La délégation syndicale du Fonds forestier national affirme avoir découvert une présumée pétition comportant de fausses signatures visant les mandataires de l’établissement. Réunis en séance de crise le vendredi 26 juin 2026 à Kinshasa, les représentants des travailleurs dénoncent une tentative de déstabilisation de l’institution et demandent l’identification des auteurs présumés.
Dans une déclaration faite le même jour, la délégation syndicale FFN dit avoir constaté l’existence d’un document présenté comme une pétition, mais qui aurait été fabriqué avec des signatures qu’elle juge fausses. Selon cette représentation des travailleurs, l’objectif prêté à cette démarche serait de créer un climat de tension entre le personnel et les responsables du Fonds forestier national.
Une fausse pétition signalée au FFN
Les représentants syndicaux indiquent que le document contesté viserait les mandataires de l’établissement. Ils parlent d’une présumée falsification de signatures et soutiennent que cette pratique serait destinée à semer la confusion au sein du FFN. À ce stade, les responsabilités ne sont pas établies dans les éléments communiqués par la délégation syndicale.
La position exprimée par les représentants des travailleurs reste centrée sur la préservation du fonctionnement interne de l’institution. Ils estiment que l’usage de signatures falsifiées, s’il est confirmé, pourrait affecter les relations entre les agents et leur hiérarchie. La délégation syndicale présente ainsi l’affaire comme un enjeu institutionnel et social, sans avancer d’autres éléments sur l’origine du document.
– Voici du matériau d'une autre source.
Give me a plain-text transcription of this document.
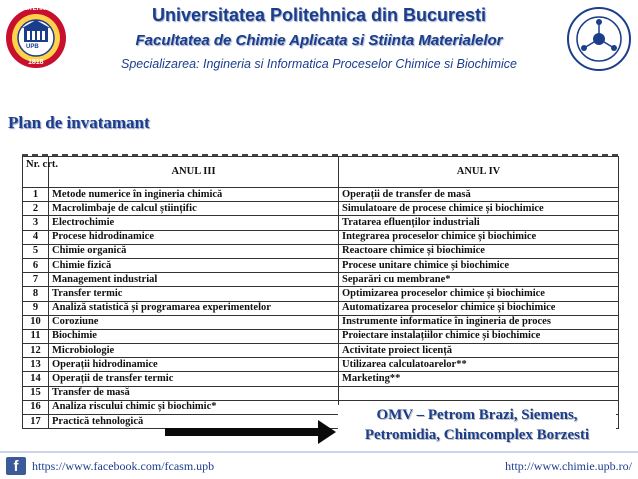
UPB
POLITEHNICA
1818
Universitatea Politehnica din Bucuresti
Facultatea de Chimie Aplicata si Stiinta Materialelor
Specializarea: Ingineria si Informatica Proceselor Chimice si Biochimice
Plan de invatamant
Nr. crt.	ANUL III	ANUL IV
1	Metode numerice în ingineria chimică	Operații de transfer de masă
2	Macrolimbaje de calcul științific	Simulatoare de procese chimice și biochimice
3	Electrochimie	Tratarea efluenților industriali
4	Procese hidrodinamice	Integrarea proceselor chimice și biochimice
5	Chimie organică	Reactoare chimice și biochimice
6	Chimie fizică	Procese unitare chimice și biochimice
7	Management industrial	Separări cu membrane*
8	Transfer termic	Optimizarea proceselor chimice și biochimice
9	Analiză statistică și programarea experimentelor	Automatizarea proceselor chimice și biochimice
10	Coroziune	Instrumente informatice în ingineria de proces
11	Biochimie	Proiectare instalațiilor chimice și biochimice
12	Microbiologie	Activitate proiect licență
13	Operații hidrodinamice	Utilizarea calculatoarelor**
14	Operații de transfer termic	Marketing**
15	Transfer de masă	
16	Analiza riscului chimic și biochimic*	
17	Practică tehnologică		OMV – Petrom Brazi, Siemens,
Petromidia, Chimcomplex Borzesti
f	https://www.facebook.com/fcasm.upb	http://www.chimie.upb.ro/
La délégation syndicale demande des enquêtes
Dans sa déclaration, la délégation syndicale appelle les autorités compétentes à faire preuve de vigilance. Elle demande également que des investigations soient diligentées afin d’identifier les personnes qui seraient impliquées dans cette présumée falsification de signatures. Cette demande s’inscrit dans une approche de procédure, les représentants syndicaux souhaitant que les responsabilités soient établies par les voies appropriées.
Les syndicalistes affirment que de telles pratiques constituent une violation des lois et règlements en vigueur. Ils sollicitent, en conséquence, des suites contre les auteurs présumés, tout en laissant aux autorités compétentes le soin de vérifier les faits et d’en tirer les conséquences prévues par les textes applicables.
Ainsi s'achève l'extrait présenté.